Ben-el Issar and Rosenne, who are both in their mid 40's, are experienced public servants with considerable diplomatic experience. Polish-born Benel Issar was an Israeli intelligence operative in Europe before joining Begin as his press officer just prior to last May's Knesset elections.
Rosenne is an experienced lawyer who is credited with having had a hand in the wording of the U.S.-Israel working paper on the convening of a Geneva conference that was signed last month in New York. He also took part in the Kissinger shuttle talks that culminated in the 1975 interim agreement with Egypt.
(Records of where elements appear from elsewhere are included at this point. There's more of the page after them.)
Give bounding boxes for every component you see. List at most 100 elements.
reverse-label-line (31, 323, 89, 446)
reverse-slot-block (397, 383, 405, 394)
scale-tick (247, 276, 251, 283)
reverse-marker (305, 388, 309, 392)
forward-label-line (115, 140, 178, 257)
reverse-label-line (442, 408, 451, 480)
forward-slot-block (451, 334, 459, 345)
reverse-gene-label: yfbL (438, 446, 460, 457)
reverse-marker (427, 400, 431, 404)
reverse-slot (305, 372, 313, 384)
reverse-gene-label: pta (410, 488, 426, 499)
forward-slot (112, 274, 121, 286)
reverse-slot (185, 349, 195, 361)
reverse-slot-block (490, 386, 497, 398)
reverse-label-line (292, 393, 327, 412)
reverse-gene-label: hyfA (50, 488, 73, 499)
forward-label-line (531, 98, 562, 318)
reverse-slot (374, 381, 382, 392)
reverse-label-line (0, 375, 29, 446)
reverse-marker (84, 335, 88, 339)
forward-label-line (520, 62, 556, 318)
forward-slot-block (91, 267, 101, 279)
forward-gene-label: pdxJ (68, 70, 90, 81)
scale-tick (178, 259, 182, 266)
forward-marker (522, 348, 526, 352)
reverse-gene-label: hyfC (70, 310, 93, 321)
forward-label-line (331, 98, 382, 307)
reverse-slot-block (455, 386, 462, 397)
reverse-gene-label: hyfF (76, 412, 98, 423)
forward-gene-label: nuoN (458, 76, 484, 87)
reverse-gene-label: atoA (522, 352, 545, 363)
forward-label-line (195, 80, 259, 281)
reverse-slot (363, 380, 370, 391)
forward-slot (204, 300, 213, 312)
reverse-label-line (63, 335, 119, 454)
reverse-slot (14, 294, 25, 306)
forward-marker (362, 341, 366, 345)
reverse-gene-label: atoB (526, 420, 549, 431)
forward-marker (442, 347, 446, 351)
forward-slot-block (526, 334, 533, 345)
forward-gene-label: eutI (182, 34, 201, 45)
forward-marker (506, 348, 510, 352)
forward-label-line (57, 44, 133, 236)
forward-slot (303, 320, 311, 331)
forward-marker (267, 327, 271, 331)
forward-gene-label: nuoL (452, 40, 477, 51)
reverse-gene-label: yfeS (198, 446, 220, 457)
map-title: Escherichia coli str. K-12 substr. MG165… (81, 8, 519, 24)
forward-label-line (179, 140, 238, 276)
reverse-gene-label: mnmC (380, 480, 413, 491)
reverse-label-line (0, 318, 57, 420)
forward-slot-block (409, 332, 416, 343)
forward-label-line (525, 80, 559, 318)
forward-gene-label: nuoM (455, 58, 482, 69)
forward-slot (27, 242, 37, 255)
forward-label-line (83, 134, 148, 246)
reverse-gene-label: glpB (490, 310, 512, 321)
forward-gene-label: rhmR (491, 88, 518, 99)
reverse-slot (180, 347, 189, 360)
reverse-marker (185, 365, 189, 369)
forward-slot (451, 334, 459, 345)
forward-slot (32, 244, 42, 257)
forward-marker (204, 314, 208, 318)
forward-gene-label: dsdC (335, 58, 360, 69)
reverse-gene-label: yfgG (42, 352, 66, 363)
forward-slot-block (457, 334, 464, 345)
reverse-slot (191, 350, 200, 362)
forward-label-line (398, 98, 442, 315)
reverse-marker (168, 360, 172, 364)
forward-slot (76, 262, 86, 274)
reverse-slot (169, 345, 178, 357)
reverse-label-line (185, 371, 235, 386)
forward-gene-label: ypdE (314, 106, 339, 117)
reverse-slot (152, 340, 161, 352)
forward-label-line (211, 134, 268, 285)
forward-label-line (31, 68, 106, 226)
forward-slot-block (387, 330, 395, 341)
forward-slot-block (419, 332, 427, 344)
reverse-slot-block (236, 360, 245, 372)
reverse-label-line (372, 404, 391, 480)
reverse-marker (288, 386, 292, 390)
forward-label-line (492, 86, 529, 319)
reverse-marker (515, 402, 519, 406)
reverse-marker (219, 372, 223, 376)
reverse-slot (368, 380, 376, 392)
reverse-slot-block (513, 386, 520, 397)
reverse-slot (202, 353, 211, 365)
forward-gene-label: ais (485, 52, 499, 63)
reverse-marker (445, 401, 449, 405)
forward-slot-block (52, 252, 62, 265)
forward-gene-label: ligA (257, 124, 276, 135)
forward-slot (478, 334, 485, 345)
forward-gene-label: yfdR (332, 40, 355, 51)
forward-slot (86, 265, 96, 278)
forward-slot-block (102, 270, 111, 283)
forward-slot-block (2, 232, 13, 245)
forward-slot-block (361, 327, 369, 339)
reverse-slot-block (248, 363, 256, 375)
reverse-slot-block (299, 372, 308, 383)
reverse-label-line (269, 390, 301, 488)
While no date has yet been set for the start of the Cairo talks, officials have thought the Israeli - delegation probably would be leaving for Cairo sometime next week. They will fly in an EL Al Airline plane, which may also carry a group of Israeli journalists who hope to cover the negotiations. A large number of journalists have registered for the flight, but Egypt has not indicated yet whether they will be permitted to make the trip to Cairo.
Begin made his announcement, accepting the Egyptian invitation at the opening of a parliamentary debate on President Sadat's visit to Israel. He repeated Israeli's call to all of its neighbors to join in the peace talks, reiterating that Israel has not offered Egypt a separate peace agreement and does not want to divide the Arab world.
Most of his speech, and particularly his summation at the close of the four-hour debate, was devoted to answering critics who argued that Israel should now declare its willingness to make substantial concessions to the Arabs.
"Let us not compete in trying to prove to each other who is more peace-loving," Begin declared. "We all want peace, and we will bring peace to our land and to our people."
Begin was short-tempered, and at times even abusive, when opposition members of the Parliament interrupted him, and he responded bitterly to demands that Israel make "gestures."
Policy is not gesticulation," he declared.
The leader of the Labor Party opposition, Shimon Peres, in his Knesset speech today called on Israel to show readiness for territorial concessions in the West Bank.
Labor Party leaders agreed in private, however, that it would have been unwise on the part of Begin to announce Israel's willingness to make compromises at this stage. The time for such concessions will come when the negotiations get into high gear, opposition leaders said.
Speculation also continued today over Foreign Minister Dayan's statement last week calling on Israeli political parties, including the ruling Likud, to rethink some of their positions on the occupied territories.
The big question pondered by observers here was whether Begin was behind Dayan's remarks, as was indicated by some of the latter's aides, or whether the prime minister is sticking to a harded line, as his remarks in the Knesset seemed to suggest today.
Israeli officials agreed, however, that the prime minister should be taken at his word when he says that Israel is not striving for a separate agreement with Egypt. They also denied that Israel hopes to continue to hold all the occupied territories splitting the Arab world and creating a stalemate. All the participants in the Knesset Debate today referred to the current period as a rare hour of opportunity that Israel must not miss.
Transport Minister Meir Amit, formerly chief of operations for the Israeli defense forces and a leader of the Democratic Movement for Change, said Israel is "entering a minefield in which there are very few safe zones."
"One needs must courage," he said, "to defuse all these mines."